Walk into any pharmacy and the gendered division in skincare is immediate. Men’s products in black and grey packaging, women’s products in pink and white. Different names, different marketing, often different prices. The question worth asking is whether these differences reflect genuine biological need or primarily serve a marketing function. The answer sits somewhere between “completely the same” and “entirely different.”
How men’s skin genuinely differs
There are real physiological differences between male and female skin that are relevant to skincare formulation, though they are less dramatic than gender-differentiated marketing would suggest.
Men’s skin is approximately 20-25% thicker than women’s skin, with higher collagen density, which means it tends to show the more visible signs of ageing slightly later than women’s skin, though it does still age and often shows deeper lines when it does.
Sebum production in men is significantly higher, roughly twice the rate of women at comparable ages. This drives oilier skin, larger pores, and a greater tendency toward congestion and acne, particularly in the T-zone and beard area. Products for men should ideally be formulated with this higher oil production in mind: lighter textures, non-comedogenic ingredients, and potentially sebum-regulating actives like niacinamide.
Shaving is the biggest differentiator. It creates repeated micro-trauma to the skin of the face, disrupts the barrier in shaved areas, and produces a specific set of concerns including razor burn, ingrown hairs, and post-shave sensitivity. This is a genuine need that most women’s skincare does not address, and it is the clearest reason for male-specific product formulations.
Men’s skin pH is slightly lower than women’s (more acidic), which has some relevance to bacterial flora and the effectiveness of certain ingredients at specific pH levels, though this difference is too small to drive major formulation differences in most products.
What the “men’s version” of most products actually contains
Most men’s skincare products are not fundamentally different from their women’s counterparts in terms of actives and function. The primary differences are typically:
Fragrance profile: men’s products use different fragrance accords, typically woodsy, citrus, or aquatic rather than floral. Since fragrance in skincare has no skin benefit and is a leading cause of contact allergy, this difference is cosmetic rather than functional.
Texture: men’s products often use lighter gels or fluid textures rather than rich creams. This aligns with the higher sebum production in men’s skin and makes more functional sense as a differentiation.
Testosterone myth: some men’s products claim to address “testosterone-driven skin concerns.” While androgen-influenced skin physiology is real, the specific formulations do not typically contain ingredients that address androgen activity differently from how general skincare does.
Price: men’s grooming products are often priced lower per unit than equivalent women’s products (the “pink tax” inversion in some categories), though at the premium end this can reverse. Neither direction reflects meaningful formulation differences.
What men can use from “women’s” skincare
Almost everything. The most evidence-backed skincare actives work through skin biology that is not sex-specific. Retinoids stimulate collagen via the same receptor mechanisms in male and female skin. Niacinamide regulates sebum production (which is actually more relevant for men, given higher baseline production). Vitamin C provides antioxidant protection and collagen support. AHAs and BHAs exfoliate through the same chemical mechanisms.
A man choosing skincare from a “women’s” range is not using the wrong products. If the formulation suits his skin type (non-comedogenic if oily, with relevant actives, appropriately textured) it will work just as effectively. The performance of the product is in the ingredients and their concentrations, not the intended target audience on the packaging.
Where male-specific formulations are genuinely useful
Post-shave care is the clearest case. A dedicated aftershave product formulated with soothing, barrier-repairing, anti-inflammatory ingredients addresses a specific need that most general moisturisers are not designed for. This is the category where male-specific formulation makes the most biological sense.
HOIA’s Aftershave Facial Cream is built around this idea, with natural botanical ingredients chosen specifically for their soothing and barrier-supporting properties in the post-shave context, without the alcohol or synthetic fragrance that characterise most conventional aftershave products.
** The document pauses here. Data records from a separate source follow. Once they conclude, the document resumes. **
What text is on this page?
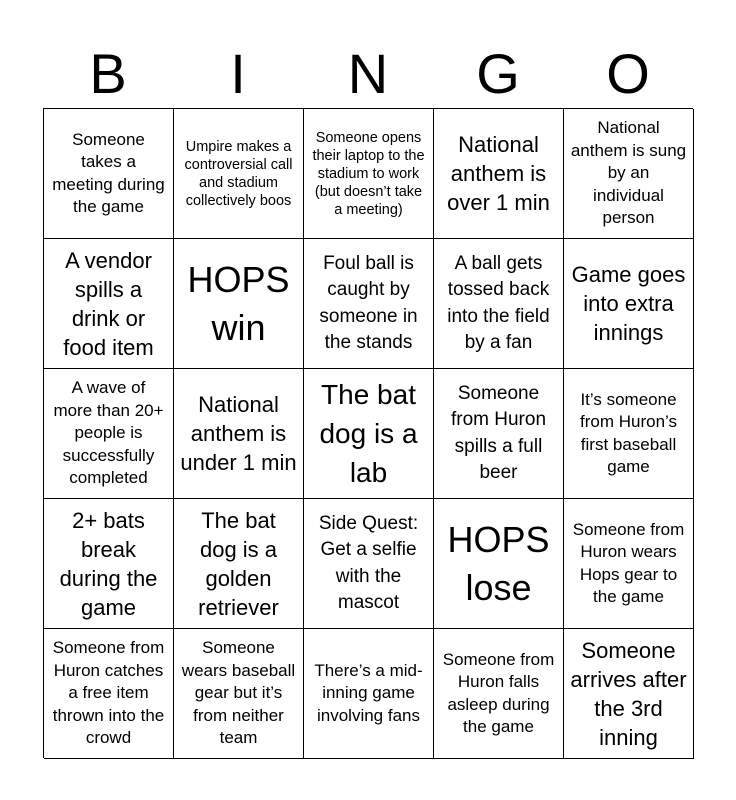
B	I	N	G	O
Someone takes a meeting during the game
Umpire makes a controversial call and stadium collectively boos
Someone opens their laptop to the stadium to work (but doesn’t take a meeting)
National anthem is over 1 min
National anthem is sung by an individual person
A vendor spills a drink or food item
HOPS win
Foul ball is caught by someone in the stands
A ball gets tossed back into the field by a fan
Game goes into extra innings
A wave of more than 20+ people is successfully completed
National anthem is under 1 min
The bat dog is a lab
Someone from Huron spills a full beer
It’s someone from Huron’s first baseball game
2+ bats break during the game
The bat dog is a golden retriever
Side Quest: Get a selfie with the mascot
HOPS lose
Someone from Huron wears Hops gear to the game
Someone from Huron catches a free item thrown into the crowd
Someone wears baseball gear but it’s from neither team
There’s a mid-inning game involving fans
Someone from Huron falls asleep during the game
Someone arrives after the 3rd inning
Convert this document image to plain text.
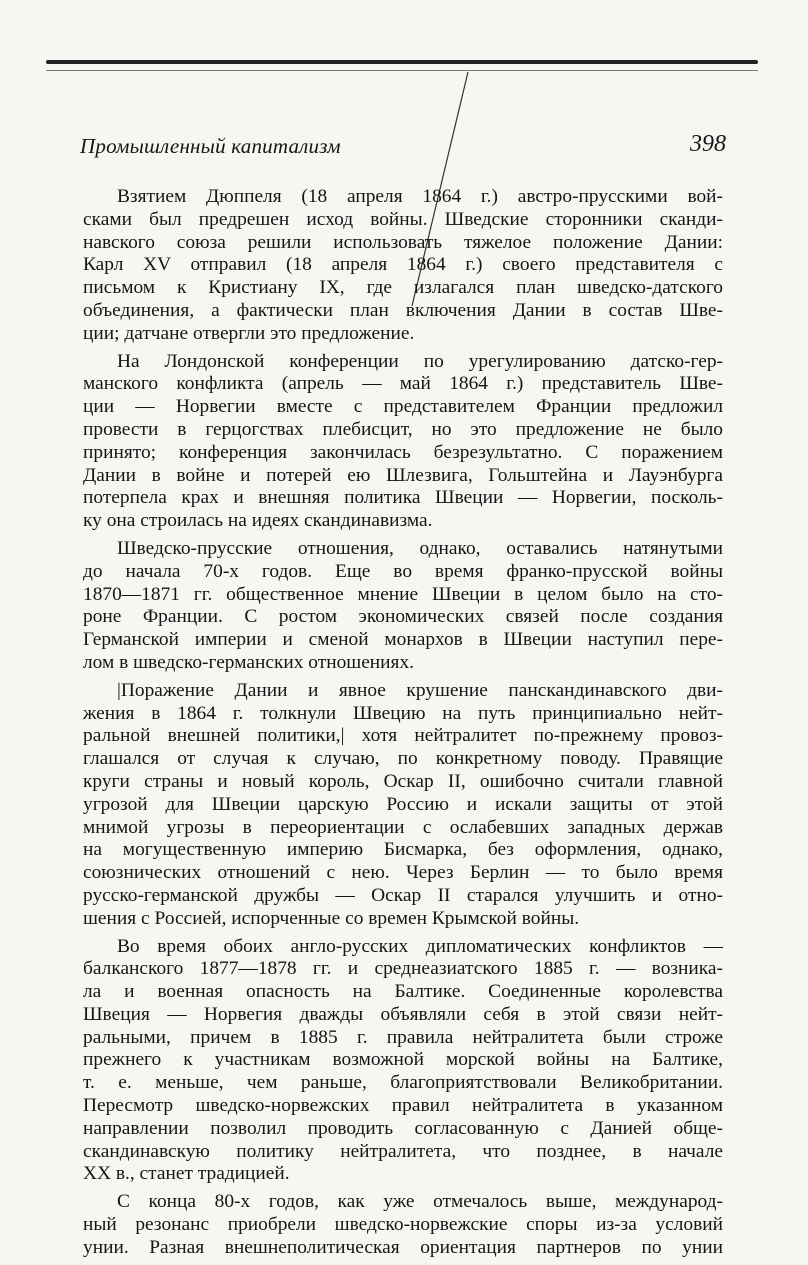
Промышленный капитализм	398
Взятием Дюппеля (18 апреля 1864 г.) австро-прусскими вой-
сками был предрешен исход войны. Шведские сторонники сканди-
навского союза решили использовать тяжелое положение Дании:
Карл XV отправил (18 апреля 1864 г.) своего представителя с
письмом к Кристиану IX, где излагался план шведско-датского
объединения, а фактически план включения Дании в состав Шве-
ции; датчане отвергли это предложение.
На Лондонской конференции по урегулированию датско-гер-
манского конфликта (апрель — май 1864 г.) представитель Шве-
ции — Норвегии вместе с представителем Франции предложил
провести в герцогствах плебисцит, но это предложение не было
принято; конференция закончилась безрезультатно. С поражением
Дании в войне и потерей ею Шлезвига, Гольштейна и Лауэнбурга
потерпела крах и внешняя политика Швеции — Норвегии, посколь-
ку она строилась на идеях скандинавизма.
Шведско-прусские отношения, однако, оставались натянутыми
до начала 70-х годов. Еще во время франко-прусской войны
1870—1871 гг. общественное мнение Швеции в целом было на сто-
роне Франции. С ростом экономических связей после создания
Германской империи и сменой монархов в Швеции наступил пере-
лом в шведско-германских отношениях.
|Поражение Дании и явное крушение панскандинавского дви-
жения в 1864 г. толкнули Швецию на путь принципиально нейт-
ральной внешней политики,| хотя нейтралитет по-прежнему провоз-
глашался от случая к случаю, по конкретному поводу. Правящие
круги страны и новый король, Оскар II, ошибочно считали главной
угрозой для Швеции царскую Россию и искали защиты от этой
мнимой угрозы в переориентации с ослабевших западных держав
на могущественную империю Бисмарка, без оформления, однако,
союзнических отношений с нею. Через Берлин — то было время
русско-германской дружбы — Оскар II старался улучшить и отно-
шения с Россией, испорченные со времен Крымской войны.
Во время обоих англо-русских дипломатических конфликтов —
балканского 1877—1878 гг. и среднеазиатского 1885 г. — возника-
ла и военная опасность на Балтике. Соединенные королевства
Швеция — Норвегия дважды объявляли себя в этой связи нейт-
ральными, причем в 1885 г. правила нейтралитета были строже
прежнего к участникам возможной морской войны на Балтике,
т. е. меньше, чем раньше, благоприятствовали Великобритании.
Пересмотр шведско-норвежских правил нейтралитета в указанном
направлении позволил проводить согласованную с Данией обще-
скандинавскую политику нейтралитета, что позднее, в начале
XX в., станет традицией.
С конца 80-х годов, как уже отмечалось выше, международ-
ный резонанс приобрели шведско-норвежские споры из-за условий
унии. Разная внешнеполитическая ориентация партнеров по унии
Multi-purpose products that simplify a routine (moisturiser with SPF, or cleanser with exfoliating properties) are often more useful in the male skincare context because many men prefer fewer steps rather than elaborate multi-step routines.
The honest conclusion
Men do not need to restrict themselves to “men’s” skincare, and doing so may limit their access to better formulations at better price points. The real criteria for choosing skincare are skin type, specific concerns, and ingredient quality, not the gender the packaging targets.
Where male-specific products genuinely earn their category is in post-shave care, where the specific skin needs are different from standard moisturiser use, and in multi-step-simplifying formats that suit typical male routine preferences. Beyond that, the most useful approach is choosing products based on what they contain rather than how they are marketed.
Good skincare does not have a sex. The fundamentals are the same: gentle cleansing, appropriate moisturisation, daily SPF, and targeted actives for specific concerns. That applies to everyone.